Member of the Tasmanian House of Assembly for Lyons
- In office 23 March 2024 – 19 July 2025

Member of the Windsor and Maidenhead Borough Council for Maidenhead Riverside Ward
- In office 2000–2016

Mayor of the Royal Borough of Windsor and Maidenhead
- In office 2013–2014

Deputy Mayor of the Royal Borough of Windsor and Maidenhead
- In office 2012–2013

Personal details
- Party: National (2025–present)
- Other political affiliations: Conservative Party (UK) (until 2016) Independent (2016–24) Jacqui Lambie Network (2024–25)
- Website: lambienetwork.com.au/pages/andrewjenner

= Andrew Jenner =

Australian politician

Andrew Jenner is a former British-Australian politician, having represented the division of Lyons in the Tasmanian House of Assembly. From 2024 to 2025, he represented the Jacqui Lambie Network, before joining the Tasmanian National Party prior to the 2025 election.

Jenner was defeated at the 2025 Tasmanian state election.

== Political career ==
Jenner served as mayor of the Royal Borough of Windsor and Maidenhead in Berkshire, England from 2013 to 2014 and Deputy Mayor from 2012 before that. Jenner was the owner of Jenner's Cafe in Maidenhead. In England, he also served as a magistrate (a volunteer role unlike legally qualified magistrates in Australia). Jenner was a Conservative Party councillor for Maidenhead Riverside ward. In 2016, he resigned as councillor to emigrate to Australia.

In the 2022 Tasmanian local elections, Jenner was an independent candidate for Clarence City Council. In the 2024 Tasmanian state election he was elected in Lyons for the Jacqui Lambie Network.

On 16 September 2024, the sole remaining member of the JLN in parliament, Andrew Jenner, confirmed he was not signing a confidence and supply deal with the Liberal government after the last one fell through. In 2025, Jenner voted with the Labor opposition in the vote of no confidence on premier Jeremy Rockliff, which resulted in a snap election.

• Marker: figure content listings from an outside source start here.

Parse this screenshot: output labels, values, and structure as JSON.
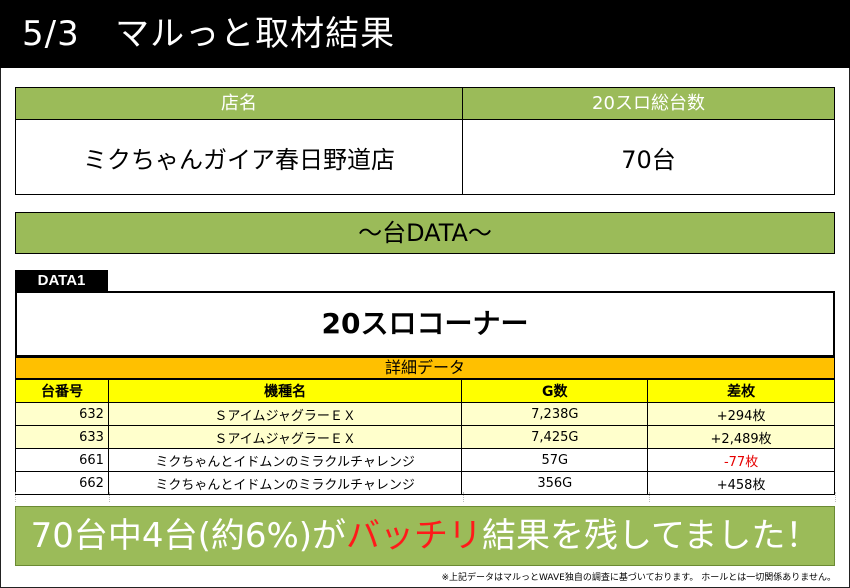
{
  "header": {
    "title": "5/3   マルっと取材結果"
  },
  "info": {
    "store_label": "店名",
    "count_label": "20スロ総台数",
    "store_value": "ミクちゃんガイア春日野道店",
    "count_value": "70台"
  },
  "section_title": "～台DATA～",
  "data_tab": "DATA1",
  "corner_title": "20スロコーナー",
  "detail_title": "詳細データ",
  "table": {
    "headers": [
      "台番号",
      "機種名",
      "G数",
      "差枚"
    ],
    "rows": [
      [
        "632",
        "ＳアイムジャグラーＥＸ",
        "7,238G",
        "+294枚"
      ],
      [
        "633",
        "ＳアイムジャグラーＥＸ",
        "7,425G",
        "+2,489枚"
      ],
      [
        "661",
        "ミクちゃんとイドムンのミラクルチャレンジ",
        "57G",
        "-77枚"
      ],
      [
        "662",
        "ミクちゃんとイドムンのミラクルチャレンジ",
        "356G",
        "+458枚"
      ]
    ]
  },
  "result": {
    "before": "70台中4台(約6%)が",
    "highlight": "バッチリ",
    "after": "結果を残してました！"
  },
  "footnote": "※上記データはマルっとWAVE独自の調査に基づいております。 ホールとは一切関係ありません。",
  "colors": {
    "header_bg": "#000000",
    "green": "#9bbb59",
    "orange": "#ffc000",
    "yellow": "#ffff00",
    "highlight_row": "#ffffcc",
    "red": "#ff1a1a"
  }
}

JLN announced in August 2024 that they would not be endorsing candidates in the following state election. When a snap election was called to be held in July 2025, Jenner stated he intended to run in the election but could not run under the JLN banner. He announced on 14 June 2025 that he had joined the National Party and would seek preselection for the state election.